Complete Responses in Relapsed/Refractory Acute Myeloid Leukemia (AML) Patients on a Weekly Dosing Schedule of Vibecotamab (XmAb14045), a CD123 x CD3 T Cell-Engaging Bispecific Antibody; Initial Results of a Phase 1 Study

Background: Blasts and leukemic stem cells of acute myeloid leukemia (AML) as well as several other hematologic malignancies express CD123, potentially providing a target for novel therapies. Vibecotamab (XmAb14045, SQZ622) is a potent bispecific antibody targeting both CD123 and CD3 that stimulates targeted T cell-mediated killing of CD123-expressing cells, regardless of T cell antigen specificity. It is a full-length immunoglobulin molecule designed to be dosed intermittently.
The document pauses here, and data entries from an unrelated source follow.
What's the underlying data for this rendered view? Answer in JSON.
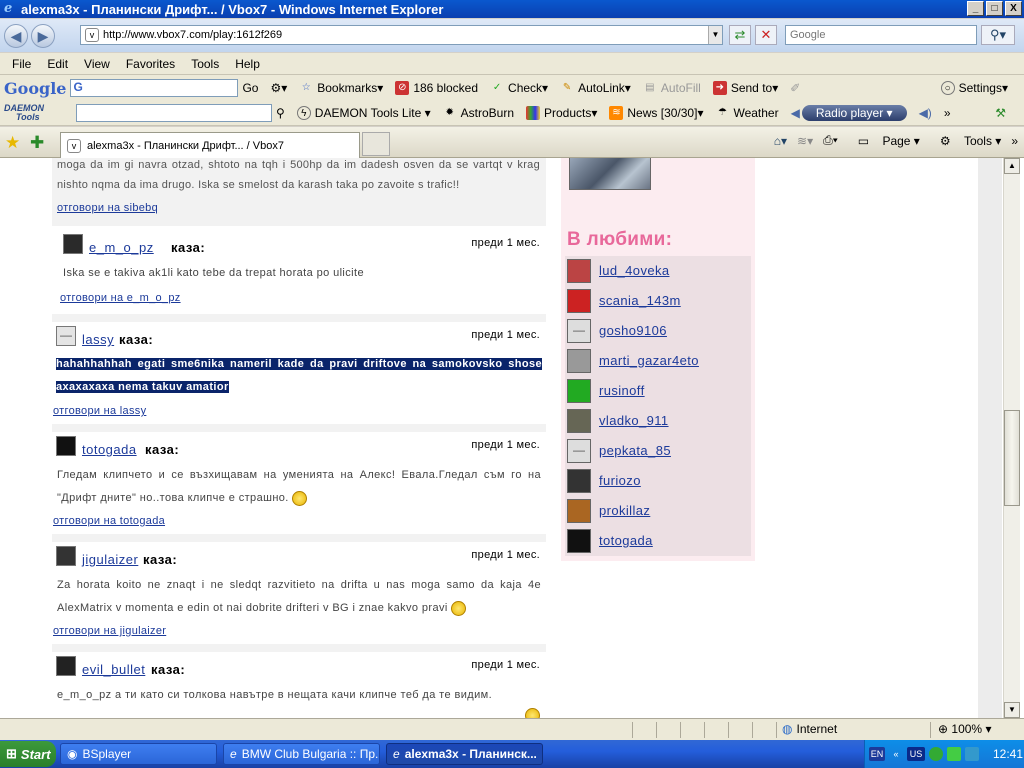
{
  "window": {
    "title": "alexma3x - Планински Дрифт... / Vbox7 - Windows Internet Explorer",
    "buttons": [
      "_",
      "□",
      "X"
    ]
  },
  "nav": {
    "url": "http://www.vbox7.com/play:1612f269",
    "search_placeholder": "Google"
  },
  "menu": [
    "File",
    "Edit",
    "View",
    "Favorites",
    "Tools",
    "Help"
  ],
  "google_toolbar": {
    "logo": "Google",
    "combo_value": "G",
    "go": "Go",
    "bookmarks": "Bookmarks",
    "blocked": "186 blocked",
    "check": "Check",
    "autolink": "AutoLink",
    "autofill": "AutoFill",
    "sendto": "Send to",
    "settings": "Settings"
  },
  "daemon_toolbar": {
    "logo_line1": "DAEMON",
    "logo_line2": "Tools",
    "lite": "DAEMON Tools Lite",
    "astroburn": "AstroBurn",
    "products": "Products",
    "news": "News [30/30]",
    "weather": "Weather",
    "radio": "Radio player"
  },
  "tab": {
    "title": "alexma3x - Планински Дрифт... / Vbox7"
  },
  "command_bar": {
    "page": "Page",
    "tools": "Tools"
  },
  "comments": {
    "top_fragment": {
      "text": "moga da im gi navra otzad, shtoto na tqh i 500hp da im dadesh osven da se vartqt v krag nishto nqma da ima drugo. Iska se smelost da karash taka po zavoite s trafic!!",
      "reply": "отговори на sibebq"
    },
    "items": [
      {
        "user": "e_m_o_pz",
        "said": "каза:",
        "time": "преди 1 мес.",
        "text": "Iska se e takiva ak1li kato tebe da trepat horata po ulicite",
        "reply": "отговори на e_m_o_pz",
        "avatar_color": "#2a2a2a"
      },
      {
        "user": "lassy",
        "said": "каза:",
        "time": "преди 1 мес.",
        "text": "hahahhahhah egati sme6nika nameril kade da pravi driftove na samokovsko shose ахахахаха nema takuv amatior",
        "reply": "отговори на lassy",
        "avatar_color": "#e4e4e4"
      },
      {
        "user": "totogada",
        "said": "каза:",
        "time": "преди 1 мес.",
        "text": "Гледам клипчето и се възхищавам на уменията на Алекс! Евала.Гледал съм го на \"Дрифт дните\" но..това клипче е страшно.",
        "reply": "отговори на totogada",
        "avatar_color": "#111111"
      },
      {
        "user": "jigulaizer",
        "said": "каза:",
        "time": "преди 1 мес.",
        "text": "Za horata koito ne znaqt i ne sledqt razvitieto na drifta u nas moga samo da kaja 4e AlexMatrix v momenta e edin ot nai dobrite drifteri v BG i znae kakvo pravi",
        "reply": "отговори на jigulaizer",
        "avatar_color": "#333333"
      },
      {
        "user": "evil_bullet",
        "said": "каза:",
        "time": "преди 1 мес.",
        "text": "e_m_o_pz а ти като си толкова навътре в нещата качи клипче теб да те видим.",
        "reply": "",
        "avatar_color": "#222222"
      }
    ]
  },
  "favorites": {
    "title": "В любими:",
    "items": [
      {
        "name": "lud_4oveka",
        "color": "#b44"
      },
      {
        "name": "scania_143m",
        "color": "#c22"
      },
      {
        "name": "gosho9106",
        "color": "#ddd"
      },
      {
        "name": "marti_gazar4eto",
        "color": "#999"
      },
      {
        "name": "rusinoff",
        "color": "#2a2"
      },
      {
        "name": "vladko_911",
        "color": "#665"
      },
      {
        "name": "pepkata_85",
        "color": "#ddd"
      },
      {
        "name": "furiozo",
        "color": "#333"
      },
      {
        "name": "prokillaz",
        "color": "#a62"
      },
      {
        "name": "totogada",
        "color": "#111"
      }
    ]
  },
  "status": {
    "zone": "Internet",
    "zoom": "100%"
  },
  "taskbar": {
    "start": "Start",
    "tasks": [
      "BSplayer",
      "BMW Club Bulgaria :: Пр...",
      "alexma3x - Планинск..."
    ],
    "lang": "EN",
    "layout": "US",
    "clock": "12:41"
  }
}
Methods: Patients with relapsed or refractory AML, B-cell acute lymphoblastic leukemia (B-ALL), blast phase chronic myelogenous leukemia, or blastic plasmacytoid dendritic cell neoplasm were eligible to enroll on this first-in-human, multicenter, open-label phase 1 dose-escalation study (XmAb14045-01) with standard 3+3 design. The primary objective was to estimate the maximum tolerated dose (MTD) or recommended dose and schedule of vibecotamab. Secondary objectives included safety, preliminary antileukemic activity, and pharmacokinetics/pharmacodynamics of vibecotamab. Treatment was administered weekly in 28-day cycles, using a weight-based dose with 3 escalating doses in the first week followed by escalating weekly doses. Therapy was continued for as long as tolerated and there was continuing evidence of therapeutic benefit in the opinion of the investigator. Treatment response was assessed by the 2017 European LeukemiaNet (ELN) criteria after Cycle 1 and after each odd-numbered cycle. CRS was graded using the CRS revised grading system (Lee et al., Blood, 2014).

Results: At data cut-off, 104 patients with AML, 1 with B-cell ALL, and 1 with CML as their primary diagnosis have been treated at dosages from 0.003 to 12.0 µg/kg vibecotamab. Patients had a median age of 63 years and were heavily pretreated (median of 3 prior therapies [range 1-8], including 32 (30%) who had undergone prior allogeneic stem cell transplantation). The recommended initial priming dose is 0.75 µg/kg; no MTD has been identified. CRS or its component symptoms was the most common treatment-emergent adverse event (TEAE). CRS occurred in 62 of 106 patients (85% grade 1-2, 15% grade ≥3), the majority on the first dose. Additional events consistent with CRS or infusion related reaction were seen in 24% of subjects (chills, fever, tachycardia, hypotension, etc.), and they were mostly mild or moderate severity. No myelosuppression requiring dose modification or evidence of tumor lysis syndrome was seen. Response of CR (2), CRi (3) or MLFS (2) was observed in 7/51 patients (ORR=14%) treated at higher dose levels (0.75 µg/kg). Stable Disease was observed in an additional 36 patients (71%). No CR, CRi, or morphologic leukemia-free state (MLFS) responses were observed at lower doses. Antileukemic activity occurred quickly; 6 out of 7 responders achieved at least a MLFS response after first cycle. A characterization of responders versus non-responders revealed responding patients harbor a lower burden of disease and specific T-cell subtypes. No association was found between response status and CD123 target expression on AML blasts.

Conclusions: Vibecotamab demonstrated evidence of antileukemic activity in heavily pretreated patients with relapsed/refractory AML treated at the ≥0.75 µg/kg doses cohorts, with a 14% response rate. CRS was the most common toxicity but was generally manageable with premedications. The study is ongoing with further optimization of dose and schedule. Biomarker data suggest a population of AML patients that are more likely to respond. Additional information will be provided at the time of the meeting.